Of course, to say that Geithner won these battles is to say that Obama agreed with him. Once again, the embodiment of hope and change went with the status quo when he didn’t really have to. There would have been little political price to pay for putting the screws to the banksters.
And it looks like the Treasury and the Fed will pump up some $250-500 billion to help hedge funds buy bad assets - with the FDIC guaranteeing the buyers against losses.

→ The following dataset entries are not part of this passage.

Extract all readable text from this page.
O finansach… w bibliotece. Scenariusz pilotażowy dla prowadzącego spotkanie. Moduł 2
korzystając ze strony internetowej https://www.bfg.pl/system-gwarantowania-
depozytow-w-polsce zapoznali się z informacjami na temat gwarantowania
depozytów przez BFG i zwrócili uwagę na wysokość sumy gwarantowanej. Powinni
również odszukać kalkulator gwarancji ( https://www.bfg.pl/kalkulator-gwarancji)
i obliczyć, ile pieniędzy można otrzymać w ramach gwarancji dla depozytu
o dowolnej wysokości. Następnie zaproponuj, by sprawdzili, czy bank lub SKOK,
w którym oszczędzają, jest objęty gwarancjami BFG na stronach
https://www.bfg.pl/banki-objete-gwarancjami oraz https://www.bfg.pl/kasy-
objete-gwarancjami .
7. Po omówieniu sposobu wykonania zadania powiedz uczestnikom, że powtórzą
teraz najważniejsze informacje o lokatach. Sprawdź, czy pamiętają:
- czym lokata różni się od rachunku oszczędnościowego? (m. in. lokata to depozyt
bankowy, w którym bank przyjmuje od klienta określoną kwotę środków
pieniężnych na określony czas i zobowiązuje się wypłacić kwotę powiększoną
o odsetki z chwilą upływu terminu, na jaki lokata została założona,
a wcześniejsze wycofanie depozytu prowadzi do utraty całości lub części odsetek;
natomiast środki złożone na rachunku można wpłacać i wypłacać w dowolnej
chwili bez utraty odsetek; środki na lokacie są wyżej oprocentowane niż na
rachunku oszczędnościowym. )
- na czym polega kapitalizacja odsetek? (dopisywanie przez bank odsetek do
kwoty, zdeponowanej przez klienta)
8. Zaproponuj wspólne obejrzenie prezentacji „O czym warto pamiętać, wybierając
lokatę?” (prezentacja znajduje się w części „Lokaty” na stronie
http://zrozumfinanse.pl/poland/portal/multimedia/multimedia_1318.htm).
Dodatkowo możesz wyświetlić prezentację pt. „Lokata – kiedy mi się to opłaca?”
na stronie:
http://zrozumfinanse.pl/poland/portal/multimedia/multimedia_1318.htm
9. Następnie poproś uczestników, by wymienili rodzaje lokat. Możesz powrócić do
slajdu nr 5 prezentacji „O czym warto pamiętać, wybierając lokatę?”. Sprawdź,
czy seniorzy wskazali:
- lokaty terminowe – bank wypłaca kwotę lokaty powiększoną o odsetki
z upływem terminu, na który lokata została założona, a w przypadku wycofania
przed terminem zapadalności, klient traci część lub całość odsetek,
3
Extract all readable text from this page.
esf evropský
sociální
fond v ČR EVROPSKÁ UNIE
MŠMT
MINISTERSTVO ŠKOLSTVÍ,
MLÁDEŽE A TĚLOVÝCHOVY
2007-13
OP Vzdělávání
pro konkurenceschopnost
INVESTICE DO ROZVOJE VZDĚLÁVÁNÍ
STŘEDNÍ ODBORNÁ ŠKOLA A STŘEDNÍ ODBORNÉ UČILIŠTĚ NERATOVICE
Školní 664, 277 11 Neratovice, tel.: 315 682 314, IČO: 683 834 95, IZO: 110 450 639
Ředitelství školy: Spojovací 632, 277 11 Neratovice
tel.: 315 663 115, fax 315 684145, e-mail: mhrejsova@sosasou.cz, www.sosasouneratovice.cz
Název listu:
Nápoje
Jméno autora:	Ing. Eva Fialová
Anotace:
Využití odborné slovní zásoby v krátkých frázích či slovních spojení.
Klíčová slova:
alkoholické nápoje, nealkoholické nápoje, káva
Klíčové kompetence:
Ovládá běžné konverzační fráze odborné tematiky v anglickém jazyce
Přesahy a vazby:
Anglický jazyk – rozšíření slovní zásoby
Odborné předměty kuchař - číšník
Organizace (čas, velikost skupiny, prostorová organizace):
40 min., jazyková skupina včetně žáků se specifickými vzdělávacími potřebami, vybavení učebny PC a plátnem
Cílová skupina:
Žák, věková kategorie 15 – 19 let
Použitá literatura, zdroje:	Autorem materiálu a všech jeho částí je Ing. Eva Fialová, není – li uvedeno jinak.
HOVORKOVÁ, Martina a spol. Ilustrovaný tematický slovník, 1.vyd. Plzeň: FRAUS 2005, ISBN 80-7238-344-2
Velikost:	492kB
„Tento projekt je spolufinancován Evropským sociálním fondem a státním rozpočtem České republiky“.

At this point, the only thing that makes any sense is to nationalize the weakest banks, kick out management, wipe out the shareholders, clear the decks, and start over with a tightly regulated system. This isn’t even all that radical a position anymore - and it may be inevitable, if these sick and devious “public-private partnership” schemes don’t work out, which seems likely. There is a radical nationalization position - take the banks over and convert them to public institutions - but I know that’s completely out of the question with this gang. But they’re doing absolutely everything they can to avoid even an orthodox nationalization. This is looking more and more like Japan’s disastrous indulgence of their “zombie banks” in the 1990s than Sweden’s successful bailout, the model for the “nationalize them and clear the decks” approach. Instead of a few rough years, we’re likely to get a miserable decade.
They’ve botched the stimulus, and they’re botching the financial rescue. They’re worse than I expected, and I wasn’t expecting much in the first place.